A well designed AI agent works as an actor: it maintains state, processes messages (prompts), and interacts with other agents (tools, knowledge bases, other inference sources). The supervision hierarchies that Erlang pioneered to manage telecom switches can orchestrate multi-agent AI systems. The fault tolerance that kept phone networks running for decades can serve AI services that need to operate with high performance and reliability.

type AIAgentMessage =
    | Query of prompt: string * reply: AsyncReplyChannel<Response>
    | UpdateKnowledge of facts: KnowledgeGraph
    | Collaborate of agent: AgentRef * task: Task

type AIAgent() =
    inherit Actor<AIAgentMessage>()

    let knowledgeBase = KnowledgeGraph.create()
    let collaborators = ResizeArray<AgentRef>()

    override this.Receive(msg) = async {
        match msg with
        | Query(prompt, reply) ->
            let! response = this.Reason prompt knowledgeBase
            reply.Reply response

        | UpdateKnowledge facts ->
            knowledgeBase.Merge facts

        | Collaborate(agent, task) ->
            collaborators.Add agent
            let! result = this.CollaborateOn task agent
            return result
    }

These are emerging practices built on proven technologies. The patterns we are designing into our Fidelity framework and CloudEdge toolkit are meant to support agentic architectures. The type safety holds agents to a correct communication protocol. The supervision hierarchies manage agent lifecycles. The distribution mechanisms are designed to carry globally distributed systems with millisecond timing.

Practical Convergence: Theory Meets Implementation

Actor models matter when they translate to practical benefits. Through our designs and conversations with customers we are seeing several convergence patterns.

First, a hybrid architecture pairs our CloudEdge coordination layer with a native framework that handles compute-intensive operations. A CloudEdge supervisor actor might orchestrate dozens of Fidelity-compiled workers running in containers. The supervisor handles routing, load balancing, and fault recovery while the workers perform specialized computations.

Second, the ability to verify actor interactions through F* reshapes how we think about distributed system correctness.

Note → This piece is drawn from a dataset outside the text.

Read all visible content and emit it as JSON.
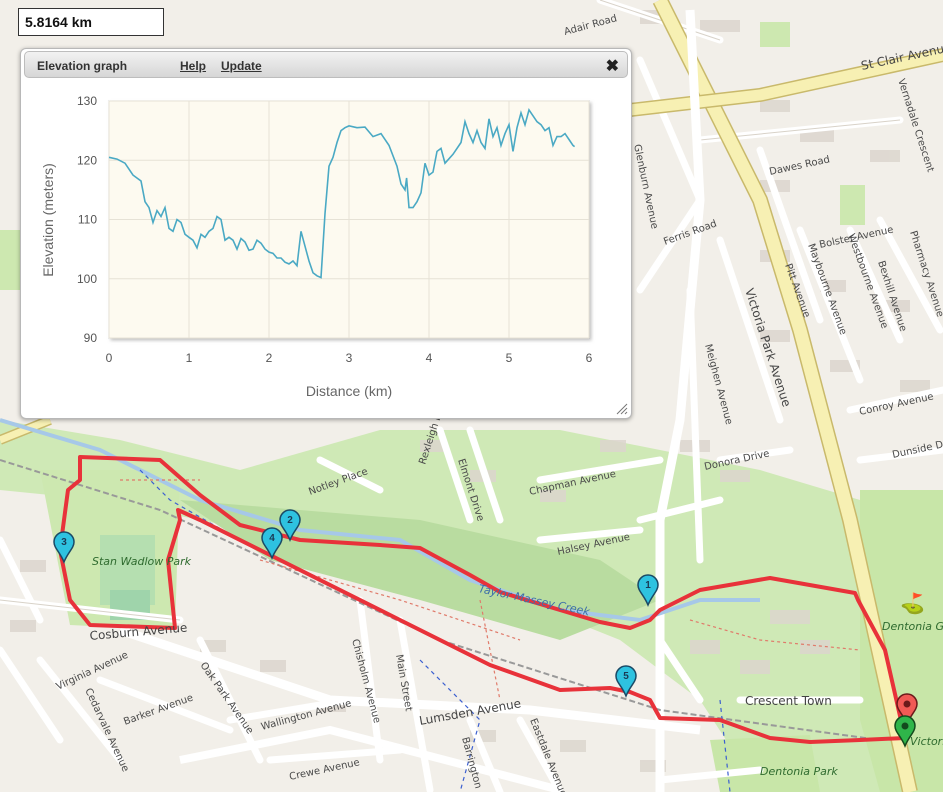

Rather than hoping our message protocols are correct, we aim to prove the memory patterns are safe. Rather than testing for race conditions, we aim to prove they cannot occur. The intent is practical engineering that reduces production incidents.

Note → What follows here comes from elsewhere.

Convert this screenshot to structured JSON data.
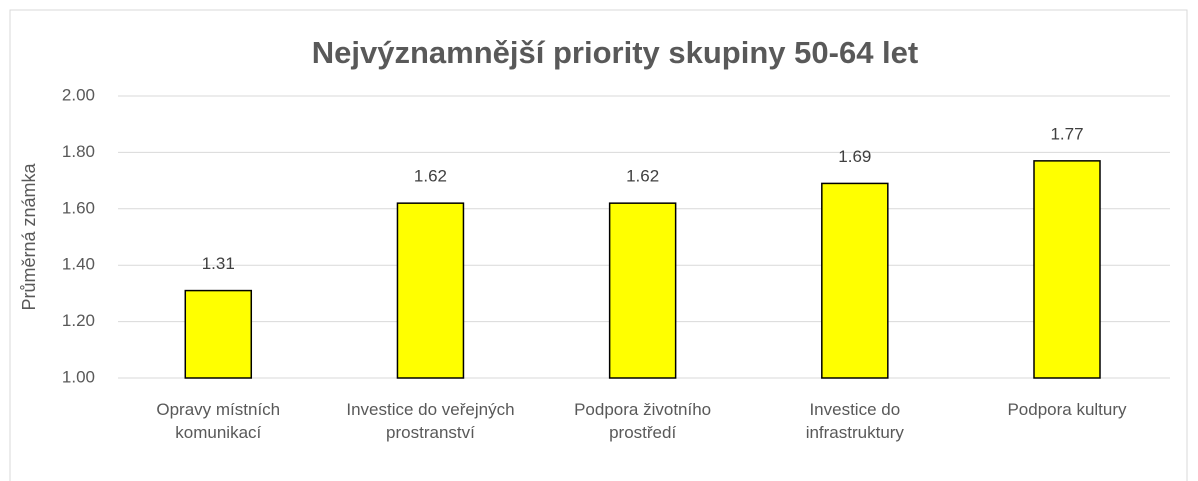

Third, actor-based architectures open up a new economic model. Our CloudEdge actors would scale “to zero” and extend with load. Cloudflare charges for actual message processing through scaling controls it has honed over nearly a decade of global production use. Fidelity unikernel actors can run with minimal resource overhead, allowing dense deployment. Together, they point to a cost model that recasts previously uneconomical applications in terms of both speed and operational integrity.

The Synthesis of Traditions

The path from OCaml’s functional design and Erlang’s actor pragmatism, through F#’s implementations, into our Fidelity framework and CloudEdge toolkit traces a line of convergence across programming traditions and modern technologies.

F# adopted the MailboxProcessor and reimagined it with type safety. Our Fidelity framework is designed to compile actors to native code with deterministic resource management. Our CloudEdge design aims at a development model that carries global deployment. Each step builds on previous insights while adding new capabilities.

As the field takes on agentic challenges in AI orchestration, the patterns established by OCaml and Erlang, refined through F#, and carried into our Fidelity framework and CloudEdge toolkit, give us a foundation to build on.

Erlang pioneered the actor model for telephone switches in the 1980s. OCaml championed type safety and functional design patterns in the same era. Don Syme synthesized those precepts through F#’s pragmatic design in the 2000s. We intend to carry that lineage forward into actor systems design for 2030 and beyond, and we will keep building toward it as the rest of the framework comes into place.